The federal budget recently signed by President Barack Obama made changes in Social Security that require a few updates to a series of posts we did this summer on how to make the most of your federal retirement benefits.
Boston University’s Laurence Kotlikoff, co-author of the best-selling “Get What's Yours: The Secrets of Maxing Out Your Social Security Benefits” and creator of the MaxemizemySocialSecurity website, gave us the new lay of the land.
The biggest change is the end of the popular “file-and-suspend” Social Security claiming strategy I recommended for some two-earner couples. The tactic enabled a primary wage earner to file for Social Security benefits, but suspend or delay receiving them. That, in turn, allowed a spouse or eligible children to collect benefits based on the primary earner’s contributions to the system while the earner deferred collection so his or her benefit would continue to grow.
(There is an exception to the end of the program: Couples can continue to use file-and-suspend for the next six months if the primary earner reaches 62 by Jan. 1 and the spouse who will collect the benefits is at least 66.)
Even with the demise of file-and-suspend, it will still be possible to suspend your Social Security benefit starting at full retirement age and restart it at a much higher level at 70. But you will no longer be able to unsuspend your benefits and receive a lump sum payment for the period it was suspended. Here’s the rest of the story:
- Act Before April 29, 2016, if you’re going to reach 66 by May 1, to be grandfathered into the current system and be permitted to collect benefits while your spouse’s benefits are in suspension.
- Don’t give up on optimizing your benefits. The loss of file and suspend is a big deal – but it’s not the whole enchilada, says Kotlikoff.
“The really big gain from maximizing your lifetime Social Security benefits wasn’t from the free spousal benefit but from patience in waiting for your own benefits to grow,” he said.
For example: Say you’ve got a 60-year-old couple, both high earners, thinking of taking their benefits at age 62. If they go ahead with that plan, they’ll get about $1.2 million in benefits (total, at present value). Before the change, if they had optimized – with one filing and suspending and the other taking spousal benefits at age 66, they would have gotten $1.6 million – but only $50,000 of that would be in spousal benefits. Waiting will still net them an extra $350,000, Kotlikoff says.
- If you have a higher earner married to a much lower earner, there are still a number of questions you’ll need to answer when it comes time to take benefits. Should you take your own retirement benefit before 70 to activate a spousal benefit for your partner? And should your partner take their retirement benefit before you file for yours, which permits them to start receiving their spousal benefit instead?

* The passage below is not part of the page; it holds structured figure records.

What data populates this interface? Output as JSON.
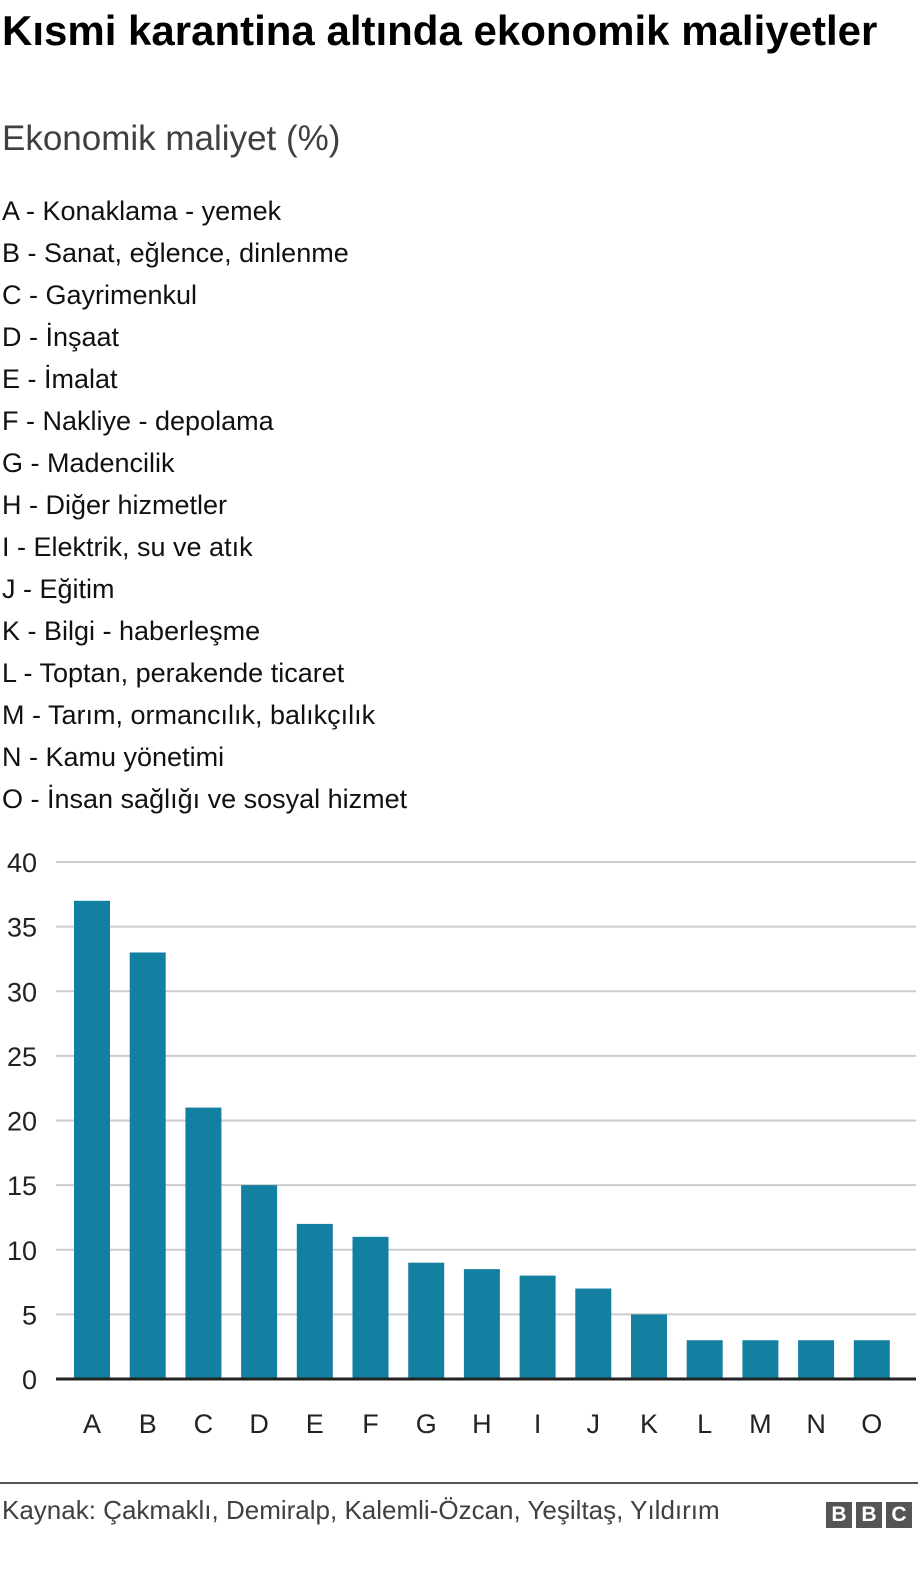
{
  "title": "Kısmi karantina altında ekonomik maliyetler",
  "subtitle": "Ekonomik maliyet (%)",
  "legend": [
    "A - Konaklama - yemek",
    "B - Sanat, eğlence, dinlenme",
    "C - Gayrimenkul",
    "D - İnşaat",
    "E - İmalat",
    "F - Nakliye - depolama",
    "G - Madencilik",
    "H - Diğer hizmetler",
    "I - Elektrik, su ve atık",
    "J - Eğitim",
    "K - Bilgi - haberleşme",
    "L - Toptan, perakende ticaret",
    "M - Tarım, ormancılık, balıkçılık",
    "N - Kamu yönetimi",
    "O - İnsan sağlığı ve sosyal hizmet"
  ],
  "chart_data": {
    "type": "bar",
    "categories": [
      "A",
      "B",
      "C",
      "D",
      "E",
      "F",
      "G",
      "H",
      "I",
      "J",
      "K",
      "L",
      "M",
      "N",
      "O"
    ],
    "values": [
      37,
      33,
      21,
      15,
      12,
      11,
      9,
      8.5,
      8,
      7,
      5,
      3,
      3,
      3,
      3
    ],
    "ylim": [
      0,
      40
    ],
    "yticks": [
      0,
      5,
      10,
      15,
      20,
      25,
      30,
      35,
      40
    ],
    "grid": true,
    "bar_color": "#1380a1",
    "grid_color": "#cccccc",
    "baseline_color": "#222222"
  },
  "source": "Kaynak: Çakmaklı, Demiralp, Kalemli-Özcan, Yeşiltaş, Yıldırım",
  "logo": [
    "B",
    "B",
    "C"
  ]
}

“Before spouses could make decisions independently. Now it’s more complicated,” Kotlikoff says.
- It’s important to note: Nothing has changed for widows. Singles can’t file and suspend with the understanding that they can get a retroactive benefit if they need it. But if they took their retirement benefit early, they probably should try to suspend it at full retirement age and restart it at 70 in order to raise it substantially. If you’re divorced and don’t have an amicable relationship with your ex, watch out. If your ex files and suspends, the law prohibits you from collect spousal benefits on his record.

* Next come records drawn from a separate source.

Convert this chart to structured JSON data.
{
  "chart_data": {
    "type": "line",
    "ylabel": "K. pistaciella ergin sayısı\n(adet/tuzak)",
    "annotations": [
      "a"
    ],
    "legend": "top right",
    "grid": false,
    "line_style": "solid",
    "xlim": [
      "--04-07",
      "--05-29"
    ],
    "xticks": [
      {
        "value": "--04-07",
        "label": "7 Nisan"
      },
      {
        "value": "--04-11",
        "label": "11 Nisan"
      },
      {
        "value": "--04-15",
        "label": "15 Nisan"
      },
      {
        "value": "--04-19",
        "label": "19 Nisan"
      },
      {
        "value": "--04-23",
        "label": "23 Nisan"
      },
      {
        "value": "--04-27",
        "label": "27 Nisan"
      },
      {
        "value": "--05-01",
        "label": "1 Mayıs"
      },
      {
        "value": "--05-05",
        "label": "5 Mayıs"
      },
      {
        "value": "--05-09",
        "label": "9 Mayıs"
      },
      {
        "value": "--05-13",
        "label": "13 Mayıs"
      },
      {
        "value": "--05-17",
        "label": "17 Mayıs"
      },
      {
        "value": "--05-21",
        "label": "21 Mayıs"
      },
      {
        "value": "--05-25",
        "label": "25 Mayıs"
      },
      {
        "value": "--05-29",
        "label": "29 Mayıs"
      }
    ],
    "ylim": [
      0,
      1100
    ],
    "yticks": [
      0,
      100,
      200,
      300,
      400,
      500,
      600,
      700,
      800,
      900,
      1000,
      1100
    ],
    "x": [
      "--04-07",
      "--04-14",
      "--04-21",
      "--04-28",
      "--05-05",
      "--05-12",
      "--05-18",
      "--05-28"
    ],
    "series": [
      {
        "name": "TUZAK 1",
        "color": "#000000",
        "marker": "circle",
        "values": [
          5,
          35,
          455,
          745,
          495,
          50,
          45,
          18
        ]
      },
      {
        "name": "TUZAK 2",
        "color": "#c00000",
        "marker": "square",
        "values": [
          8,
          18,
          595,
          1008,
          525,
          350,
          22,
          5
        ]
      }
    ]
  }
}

- Finally, the new rules provide a big and odd incentive for couples who will be 62 before the end of the year but are both too young to take advantage of the file-and-suspend strategy. If they get divorced, they can collect full spousal benefit at full retirement while waiting till 70 to collect their own retirement benefits. This could bring in an extra $120,000 at the max, which far exceeds the cost of an amicable divorce. After living in sin, the couple could then remarry at 70 when they start taking their retirement benefits.